My absolutely favorite being the heart-string pulling “It’s a Wonderful Life.” It’s a magical combination of true and inconvenient love, business struggles, family strife and a spirit-crushing war. None of the characters lie flat on the screen; they’re human and fallible, most especially our hero George.
He loses his faith in all those things that give life meaning and wishes for nothing but to end it all.
George sacrifices his great dreams and aspirations, living out his life in his small hometown playing the rock in his family, business and love life. The once starry-eyed young man grows cynical and crooked with grief over the loss of things he once yearned to attain.
The older one grows, we see more and more of ourselves in George.
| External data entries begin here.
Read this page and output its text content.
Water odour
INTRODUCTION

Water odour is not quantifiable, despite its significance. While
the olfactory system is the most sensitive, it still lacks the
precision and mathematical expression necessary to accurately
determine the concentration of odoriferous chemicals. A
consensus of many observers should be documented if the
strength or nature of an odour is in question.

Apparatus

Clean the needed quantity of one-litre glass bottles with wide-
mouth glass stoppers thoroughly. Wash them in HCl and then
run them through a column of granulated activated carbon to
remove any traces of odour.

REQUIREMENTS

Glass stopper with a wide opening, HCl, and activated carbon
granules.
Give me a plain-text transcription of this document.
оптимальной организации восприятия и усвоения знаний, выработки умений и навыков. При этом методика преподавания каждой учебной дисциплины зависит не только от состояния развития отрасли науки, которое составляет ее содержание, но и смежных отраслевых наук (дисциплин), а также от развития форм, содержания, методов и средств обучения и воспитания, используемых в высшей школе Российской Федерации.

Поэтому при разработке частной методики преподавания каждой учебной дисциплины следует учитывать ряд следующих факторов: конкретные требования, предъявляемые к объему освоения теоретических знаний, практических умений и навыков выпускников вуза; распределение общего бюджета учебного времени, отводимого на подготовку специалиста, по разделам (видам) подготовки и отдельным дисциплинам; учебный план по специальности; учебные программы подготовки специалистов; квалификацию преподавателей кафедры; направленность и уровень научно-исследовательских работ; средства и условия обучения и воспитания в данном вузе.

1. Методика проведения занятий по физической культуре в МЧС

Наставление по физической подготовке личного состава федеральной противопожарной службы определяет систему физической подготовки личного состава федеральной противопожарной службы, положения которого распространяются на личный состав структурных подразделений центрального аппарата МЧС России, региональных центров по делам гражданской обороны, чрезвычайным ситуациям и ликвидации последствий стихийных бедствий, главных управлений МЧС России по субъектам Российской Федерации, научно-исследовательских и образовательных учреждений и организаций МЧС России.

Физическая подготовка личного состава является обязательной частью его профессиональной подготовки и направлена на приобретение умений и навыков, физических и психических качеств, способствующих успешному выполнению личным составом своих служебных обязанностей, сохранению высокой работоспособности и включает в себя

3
He represents all that promise and hope of a bright future gone real.
But for all his despondency, George’s guardian angel (the truly lovely and sweet Clarence) sees what he also has in his life: people who love him. Though he doesn’t realize it until its nearly too late, the love of people you love, to love and be loved, gives us the spiritual and emotional motives to make life worth living.
Love might not pay the bills as George might wish or send him to far away lands, but it brought him a tender and funny wife, beautiful and dear children, family and friends who dote on and accept his every flaw.
Sadly, all he sees until Clarence literally drops into his life, is what he doesn’t have and in the end, his near financial collapse isn’t vindicated. That’s what my husband hates about the film; the bad guy wins.
But that’s where I disagree. When his family, his friends come to his aid they’re repaying all that emotional and spiritual debt he gave to make their lives better while old man Potter will die a bitter and lonely curmudgeon.
The world is full of George Baileys. He gives and gives, he feels like he’s a failure because he sees all the things in the world he wants and doesn’t have. From his old and drafty house to his ratty and threadbare clothes. He feels worthless.
But we, who faithfully watch our friend rise, fall and rise again, see all the virtuous and moral gifts he provides to those around him. He’s brave, gutsy and full of fight until he nearly slips off the edge. That’s when we see that people do love and appreciate him; for the first time, he sees it too.
And he finds it in the faces of those he once viewed with scorn. He even kisses the broken knob on his staircase railing; a symbolic, heartwarming scene.
Merry Christmas, George Bailey! You are truly the richest man in town.